The United States District Court for the District of Nevada (“district court”) created the Alpine Decree in a previous ruling as a means of administering Carson River water rights.  In the summer, some segments of the river are dry, while downstream segments have sufficient flows due to underground drainage or return flows from irrigation.  During these conditions, it is physically futile for upstream junior appropriators to satisfy downstream senior appropriators’ calls because the river is often dry.  Historically, farmers in the Carson River region administered the river in segments through mutual cooperation and practical experience with the physical limitations.  The Alpine Decree formally divided the Carson River into eight segments and required autonomous administration of each segment.

FWS appealed, claiming the State Engineer erred in: (1) interpreting the Alpine Decree to require a change in priority when the rights point of diversion is changed to another segment; (2) finding a constructive point of diversion, rather than a physical point of diversion, for the purposes of retaining priority would violate Nevada water law; (3) applying the wrong legal standard; (4) relying on an extra-record comment when interpreting the Alpine Decree; and (5) denying the applications rather than granting them with conditions.

First, the district court found the State Engineer correctly interpreted the Alpine Decree to require a change in priority date when a change in point of diversion application contemplated moving water rights from one segment to another on the Carson River.  Nevada water law typically permits a rights holder to change the point of diversion without losing priority of right.  However, the Alpine Decree modifies this right and limits it to changes within the original segment on the Carson River.  The district court reasoned that the Alpine Decree was consistent with Nevada water law, provided the new point of diversion is in the same segment as the original water right.  Additionally, the district court reasoned that to continue recognizing the date of priority for such a change would be contrary to the principle of reducing waste, one the Alpine Decree intended to alleviate.

Next, the district court held that establishing a constructive point of diversion, rather than a physical point of diversion, for the purposes of retaining priority would violate Nevada water law.  FWS admitted it intended to divert proposed transfer water at Carson Dam, not Buckland Ditch.  However, FWS argued that Buckland Ditch was a valid point of diversion because it served as the constructive point of diversion.  Though Buckland Ditch was not the physical point of diversion, it was the point of diversion for administrative and accounting purposes.  The district court held that FWS’s cited precedent did not address the issue of a constructive point of diversion, was not relevant in context for this matter, and was limited to appropriations without diversions.

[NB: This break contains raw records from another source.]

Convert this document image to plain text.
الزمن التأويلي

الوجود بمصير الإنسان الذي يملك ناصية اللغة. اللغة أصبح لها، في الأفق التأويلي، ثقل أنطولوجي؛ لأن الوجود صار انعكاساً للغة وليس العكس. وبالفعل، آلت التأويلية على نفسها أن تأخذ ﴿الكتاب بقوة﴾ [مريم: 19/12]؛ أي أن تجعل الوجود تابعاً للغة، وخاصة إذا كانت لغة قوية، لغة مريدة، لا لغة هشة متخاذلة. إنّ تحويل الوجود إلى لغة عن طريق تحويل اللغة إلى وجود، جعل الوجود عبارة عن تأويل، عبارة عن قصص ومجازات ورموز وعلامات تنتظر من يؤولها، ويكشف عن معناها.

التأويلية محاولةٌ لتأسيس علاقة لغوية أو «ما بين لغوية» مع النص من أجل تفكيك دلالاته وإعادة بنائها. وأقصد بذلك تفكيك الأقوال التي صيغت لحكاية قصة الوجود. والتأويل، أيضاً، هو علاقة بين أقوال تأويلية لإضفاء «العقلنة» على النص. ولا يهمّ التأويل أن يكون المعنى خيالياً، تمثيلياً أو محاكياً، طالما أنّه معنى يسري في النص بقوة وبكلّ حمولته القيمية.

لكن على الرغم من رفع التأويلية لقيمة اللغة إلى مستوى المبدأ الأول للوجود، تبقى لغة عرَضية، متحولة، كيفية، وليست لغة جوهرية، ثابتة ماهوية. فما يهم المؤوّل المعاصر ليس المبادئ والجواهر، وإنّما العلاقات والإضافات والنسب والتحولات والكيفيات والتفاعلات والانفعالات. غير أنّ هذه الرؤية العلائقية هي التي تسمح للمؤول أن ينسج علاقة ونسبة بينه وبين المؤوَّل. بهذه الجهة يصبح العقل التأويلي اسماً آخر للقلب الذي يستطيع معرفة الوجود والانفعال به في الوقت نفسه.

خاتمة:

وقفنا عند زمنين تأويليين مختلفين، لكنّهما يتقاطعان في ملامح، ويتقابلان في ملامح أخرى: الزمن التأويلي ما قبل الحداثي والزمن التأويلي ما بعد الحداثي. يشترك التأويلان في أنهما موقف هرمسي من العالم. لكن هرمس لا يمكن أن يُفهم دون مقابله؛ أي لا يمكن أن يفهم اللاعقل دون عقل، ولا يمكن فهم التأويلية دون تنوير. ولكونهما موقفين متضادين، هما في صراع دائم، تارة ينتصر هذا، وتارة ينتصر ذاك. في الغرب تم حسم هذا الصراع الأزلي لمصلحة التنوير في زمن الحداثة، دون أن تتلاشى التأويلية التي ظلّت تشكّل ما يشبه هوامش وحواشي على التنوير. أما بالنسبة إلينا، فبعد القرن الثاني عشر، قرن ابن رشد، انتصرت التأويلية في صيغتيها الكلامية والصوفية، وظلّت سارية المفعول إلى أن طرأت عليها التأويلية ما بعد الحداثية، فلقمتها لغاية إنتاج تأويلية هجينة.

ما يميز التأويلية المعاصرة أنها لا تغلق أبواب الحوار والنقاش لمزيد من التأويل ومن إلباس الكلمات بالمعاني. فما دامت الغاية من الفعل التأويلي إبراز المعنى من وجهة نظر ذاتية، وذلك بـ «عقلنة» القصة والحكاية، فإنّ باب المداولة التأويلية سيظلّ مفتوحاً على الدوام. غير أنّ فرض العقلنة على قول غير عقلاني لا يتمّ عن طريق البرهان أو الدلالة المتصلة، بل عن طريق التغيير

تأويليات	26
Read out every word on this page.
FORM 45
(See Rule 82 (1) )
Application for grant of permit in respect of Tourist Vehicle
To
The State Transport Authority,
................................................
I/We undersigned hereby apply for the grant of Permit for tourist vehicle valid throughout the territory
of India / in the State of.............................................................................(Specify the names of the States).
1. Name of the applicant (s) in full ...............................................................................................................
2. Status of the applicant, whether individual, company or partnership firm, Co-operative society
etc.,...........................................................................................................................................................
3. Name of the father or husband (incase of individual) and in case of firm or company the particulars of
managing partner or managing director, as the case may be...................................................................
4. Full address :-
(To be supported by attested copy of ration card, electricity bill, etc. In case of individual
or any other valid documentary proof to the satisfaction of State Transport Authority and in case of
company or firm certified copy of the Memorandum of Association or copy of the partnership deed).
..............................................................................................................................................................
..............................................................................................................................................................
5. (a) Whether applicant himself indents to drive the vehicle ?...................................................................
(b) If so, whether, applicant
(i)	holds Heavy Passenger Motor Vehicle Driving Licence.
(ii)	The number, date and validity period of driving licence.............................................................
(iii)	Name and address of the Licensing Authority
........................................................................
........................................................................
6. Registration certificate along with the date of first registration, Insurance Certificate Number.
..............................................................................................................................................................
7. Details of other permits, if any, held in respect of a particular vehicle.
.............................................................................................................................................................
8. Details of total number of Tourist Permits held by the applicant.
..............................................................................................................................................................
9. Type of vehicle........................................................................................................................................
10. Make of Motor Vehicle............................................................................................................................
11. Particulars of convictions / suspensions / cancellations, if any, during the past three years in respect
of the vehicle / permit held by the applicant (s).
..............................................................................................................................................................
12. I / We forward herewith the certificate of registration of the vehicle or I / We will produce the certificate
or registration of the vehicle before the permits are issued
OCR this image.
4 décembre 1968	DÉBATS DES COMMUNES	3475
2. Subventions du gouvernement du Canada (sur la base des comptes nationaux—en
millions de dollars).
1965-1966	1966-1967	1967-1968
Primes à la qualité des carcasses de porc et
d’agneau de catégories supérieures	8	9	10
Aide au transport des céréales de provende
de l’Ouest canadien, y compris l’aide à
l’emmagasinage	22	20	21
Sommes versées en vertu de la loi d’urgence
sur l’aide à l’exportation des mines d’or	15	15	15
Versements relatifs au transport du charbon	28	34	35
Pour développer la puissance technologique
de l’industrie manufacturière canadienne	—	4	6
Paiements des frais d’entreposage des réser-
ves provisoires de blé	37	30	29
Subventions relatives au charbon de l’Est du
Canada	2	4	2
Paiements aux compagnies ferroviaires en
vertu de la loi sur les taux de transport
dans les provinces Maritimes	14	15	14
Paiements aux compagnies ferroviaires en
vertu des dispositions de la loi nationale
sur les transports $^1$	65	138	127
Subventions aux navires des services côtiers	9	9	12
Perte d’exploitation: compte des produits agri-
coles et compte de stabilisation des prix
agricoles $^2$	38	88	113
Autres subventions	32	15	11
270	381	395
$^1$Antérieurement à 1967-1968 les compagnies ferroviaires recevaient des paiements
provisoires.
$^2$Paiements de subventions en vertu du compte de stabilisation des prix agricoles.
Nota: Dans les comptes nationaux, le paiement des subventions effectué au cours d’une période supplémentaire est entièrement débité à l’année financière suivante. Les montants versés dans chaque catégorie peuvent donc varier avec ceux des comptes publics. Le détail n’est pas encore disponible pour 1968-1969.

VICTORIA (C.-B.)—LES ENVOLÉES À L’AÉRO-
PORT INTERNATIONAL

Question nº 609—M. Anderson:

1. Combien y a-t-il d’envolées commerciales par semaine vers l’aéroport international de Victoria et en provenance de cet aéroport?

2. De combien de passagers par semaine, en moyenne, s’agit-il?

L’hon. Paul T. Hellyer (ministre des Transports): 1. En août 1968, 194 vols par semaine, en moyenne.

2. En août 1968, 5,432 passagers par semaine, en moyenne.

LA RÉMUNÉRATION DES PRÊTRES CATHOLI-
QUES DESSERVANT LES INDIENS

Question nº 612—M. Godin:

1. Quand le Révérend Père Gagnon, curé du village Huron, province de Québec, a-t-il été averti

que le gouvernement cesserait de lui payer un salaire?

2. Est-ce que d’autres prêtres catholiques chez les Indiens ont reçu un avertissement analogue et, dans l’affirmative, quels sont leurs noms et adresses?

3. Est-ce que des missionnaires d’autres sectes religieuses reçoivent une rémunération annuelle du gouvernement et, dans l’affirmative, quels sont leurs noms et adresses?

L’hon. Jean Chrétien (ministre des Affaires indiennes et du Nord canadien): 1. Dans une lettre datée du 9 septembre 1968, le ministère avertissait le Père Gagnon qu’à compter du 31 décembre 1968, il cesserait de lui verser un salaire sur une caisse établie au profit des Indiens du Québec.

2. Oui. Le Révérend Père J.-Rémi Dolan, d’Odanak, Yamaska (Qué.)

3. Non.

Next, the district court ruled the State Engineer did not err in finding the applications, as filed, would harm existing water rights holders. FWS proposed to divert and transfer water within a new segment of the river.  The proposed transferred water rights would conflict with existing water rights in multiple sections of the river.  Therefore, the district court found that the State Engineer did not err in finding the applications would harm existing rights holders.

Next, the FWS argued the State Engineer relied on an extra-record comment when interpreting the Alpine Decree.  During a conference, the Federal Water Master made an extra-record comment to the State Engineer about the historical practice of requiring a change of date of priority.  The district court found the comment irrelevant because interpretation of the Alpine Decree was a matter of law concerning loss of priority when a water user changes the point of diversion from one segment to another.

Finally, the district court rejected FWS’s argument the State Engineer erred in denying the applications, rather than granting them with conditions, because the applications did not provide an accurate location of diversion.  Additionally, FWS did not demonstrate any conditions that would have protected the public from adverse impacts of the applications.

Accordingly, the district court denied FWS’s petition challenging the State Engineer’s ruling.